Synthesis of 2- [4- (7-ethyl-5H-pyrrolo [2,3-b] pyrazin-6-yl] -phenyl] -propan-2-ol To a round bottom flask was added 2-propylpyrazine (106 g, 868 mmol). 2 equivalents) and TBME (1400 mL) and solid 4- (1-hydroxy-1-methyl-ethyl) -benzonitrile (70 g, 434 mmol) was added to give a colorless solution. Solid KHMDS (346 g, 1738 mmol, 4 eq) was added over 5 minutes to give a purple solution, which exothermed to 26 ° C. and immediately stirred when it became a thin slurry, after 48 hours of stirring. The reaction mixture was diluted with 400 mL of water, slurried at 20 ° C., filtered, and the filter cake was washed with water and TBME The pale yellow product was vacuum dried overnight (suction d ried) 2- [4- (7-Ethyl-5H-pyrrolo [2,3-b] pyrazin-6-yl] -phenyl] -propan-2-ol product is 1.52 min in HPCL as described above. MS: 282.13 (MH ⁺ ) The yield was 71%.

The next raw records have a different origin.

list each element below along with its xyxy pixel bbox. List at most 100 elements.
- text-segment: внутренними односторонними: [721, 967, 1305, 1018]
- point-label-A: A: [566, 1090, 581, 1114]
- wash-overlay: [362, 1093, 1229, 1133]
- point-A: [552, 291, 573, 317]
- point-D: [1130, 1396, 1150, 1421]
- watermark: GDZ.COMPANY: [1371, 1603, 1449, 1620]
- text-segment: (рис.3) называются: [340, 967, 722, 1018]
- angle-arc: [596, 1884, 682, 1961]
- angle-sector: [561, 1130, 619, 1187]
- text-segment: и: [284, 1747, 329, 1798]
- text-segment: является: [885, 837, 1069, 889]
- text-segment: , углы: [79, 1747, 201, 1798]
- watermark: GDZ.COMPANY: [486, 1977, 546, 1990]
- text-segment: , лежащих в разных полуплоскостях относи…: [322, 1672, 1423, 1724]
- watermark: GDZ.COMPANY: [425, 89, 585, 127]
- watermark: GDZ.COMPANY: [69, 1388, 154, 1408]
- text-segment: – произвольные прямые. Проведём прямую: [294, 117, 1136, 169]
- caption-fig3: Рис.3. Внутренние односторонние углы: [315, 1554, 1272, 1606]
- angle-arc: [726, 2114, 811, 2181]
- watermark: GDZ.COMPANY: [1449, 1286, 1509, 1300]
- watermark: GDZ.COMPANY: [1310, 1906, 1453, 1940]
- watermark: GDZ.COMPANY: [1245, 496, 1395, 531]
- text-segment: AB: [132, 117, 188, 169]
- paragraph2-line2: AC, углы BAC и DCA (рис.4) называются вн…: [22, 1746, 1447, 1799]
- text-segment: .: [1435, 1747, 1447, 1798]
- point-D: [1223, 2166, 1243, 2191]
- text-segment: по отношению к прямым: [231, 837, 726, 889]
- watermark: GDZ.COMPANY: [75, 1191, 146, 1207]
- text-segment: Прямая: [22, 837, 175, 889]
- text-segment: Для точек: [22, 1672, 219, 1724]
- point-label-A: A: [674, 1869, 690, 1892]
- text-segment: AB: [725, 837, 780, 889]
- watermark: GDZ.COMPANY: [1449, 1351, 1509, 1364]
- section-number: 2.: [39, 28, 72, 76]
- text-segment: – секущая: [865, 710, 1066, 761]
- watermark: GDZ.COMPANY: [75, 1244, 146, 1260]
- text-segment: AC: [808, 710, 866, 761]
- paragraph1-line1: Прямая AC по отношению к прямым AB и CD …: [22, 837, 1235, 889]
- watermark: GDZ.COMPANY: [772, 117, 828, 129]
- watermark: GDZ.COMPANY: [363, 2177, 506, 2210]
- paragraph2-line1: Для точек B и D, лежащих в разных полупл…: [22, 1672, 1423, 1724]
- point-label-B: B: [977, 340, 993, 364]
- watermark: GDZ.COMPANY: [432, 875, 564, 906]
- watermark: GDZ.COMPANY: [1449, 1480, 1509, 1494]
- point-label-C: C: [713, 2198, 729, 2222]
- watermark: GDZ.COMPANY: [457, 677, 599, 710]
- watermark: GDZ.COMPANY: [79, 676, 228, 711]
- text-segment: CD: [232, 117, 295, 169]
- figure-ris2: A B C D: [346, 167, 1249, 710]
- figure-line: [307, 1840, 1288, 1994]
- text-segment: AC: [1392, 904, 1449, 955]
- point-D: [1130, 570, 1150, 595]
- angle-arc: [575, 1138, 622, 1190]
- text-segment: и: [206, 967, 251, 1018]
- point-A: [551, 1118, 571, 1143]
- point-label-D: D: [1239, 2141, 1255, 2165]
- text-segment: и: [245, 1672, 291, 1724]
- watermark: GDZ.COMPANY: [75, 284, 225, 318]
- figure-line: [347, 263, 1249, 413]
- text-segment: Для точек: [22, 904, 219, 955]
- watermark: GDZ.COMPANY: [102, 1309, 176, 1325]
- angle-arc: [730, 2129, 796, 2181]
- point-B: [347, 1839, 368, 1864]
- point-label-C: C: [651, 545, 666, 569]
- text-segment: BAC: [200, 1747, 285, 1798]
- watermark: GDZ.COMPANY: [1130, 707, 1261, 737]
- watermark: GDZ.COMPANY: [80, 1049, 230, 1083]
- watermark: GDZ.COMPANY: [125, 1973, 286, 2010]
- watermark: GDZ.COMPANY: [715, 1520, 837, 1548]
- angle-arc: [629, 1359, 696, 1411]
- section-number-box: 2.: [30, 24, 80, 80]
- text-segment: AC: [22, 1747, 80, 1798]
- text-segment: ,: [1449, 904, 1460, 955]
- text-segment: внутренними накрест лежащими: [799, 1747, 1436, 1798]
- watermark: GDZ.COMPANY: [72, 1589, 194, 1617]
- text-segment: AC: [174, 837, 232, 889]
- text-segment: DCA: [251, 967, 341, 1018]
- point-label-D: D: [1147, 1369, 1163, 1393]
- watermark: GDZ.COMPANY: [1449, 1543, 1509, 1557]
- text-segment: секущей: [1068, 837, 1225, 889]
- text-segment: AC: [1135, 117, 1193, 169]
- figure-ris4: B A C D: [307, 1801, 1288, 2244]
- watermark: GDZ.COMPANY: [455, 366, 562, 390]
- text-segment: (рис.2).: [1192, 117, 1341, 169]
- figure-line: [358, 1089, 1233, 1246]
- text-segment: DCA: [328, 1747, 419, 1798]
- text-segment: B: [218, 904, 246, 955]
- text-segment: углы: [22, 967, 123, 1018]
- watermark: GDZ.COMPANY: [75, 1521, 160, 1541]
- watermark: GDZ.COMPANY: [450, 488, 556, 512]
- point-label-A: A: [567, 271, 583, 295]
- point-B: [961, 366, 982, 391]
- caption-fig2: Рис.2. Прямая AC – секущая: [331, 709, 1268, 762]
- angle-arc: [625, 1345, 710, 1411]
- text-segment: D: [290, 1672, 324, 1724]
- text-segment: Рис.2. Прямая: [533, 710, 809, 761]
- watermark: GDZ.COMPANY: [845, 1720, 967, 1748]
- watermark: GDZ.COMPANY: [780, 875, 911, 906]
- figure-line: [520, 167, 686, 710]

  The present invention may be embodied in other specific forms without departing from the spirit or essential characteristics of the invention.

Claims (3)

a) contacting 2-chloropyrazine with a Grignard reagent to form an alkylpyrazine:

b) contacting 4-acetylbenzonitrile with a Grignard reagent to form carbinol:

c) contacting the alkylpyrazine with carbinol to form diazaindole:

(Where R = alkyl, R ¹ = alkyl, aryl or heteroaryl)
A method for producing azaindole, comprising: The reaction

The method of claim 1, wherein   The process of claim 1, wherein azaindole is prepared by contacting 2-n-propylpyrazine with 4- (1-hydroxy-1-methylethyl) benzonitrile.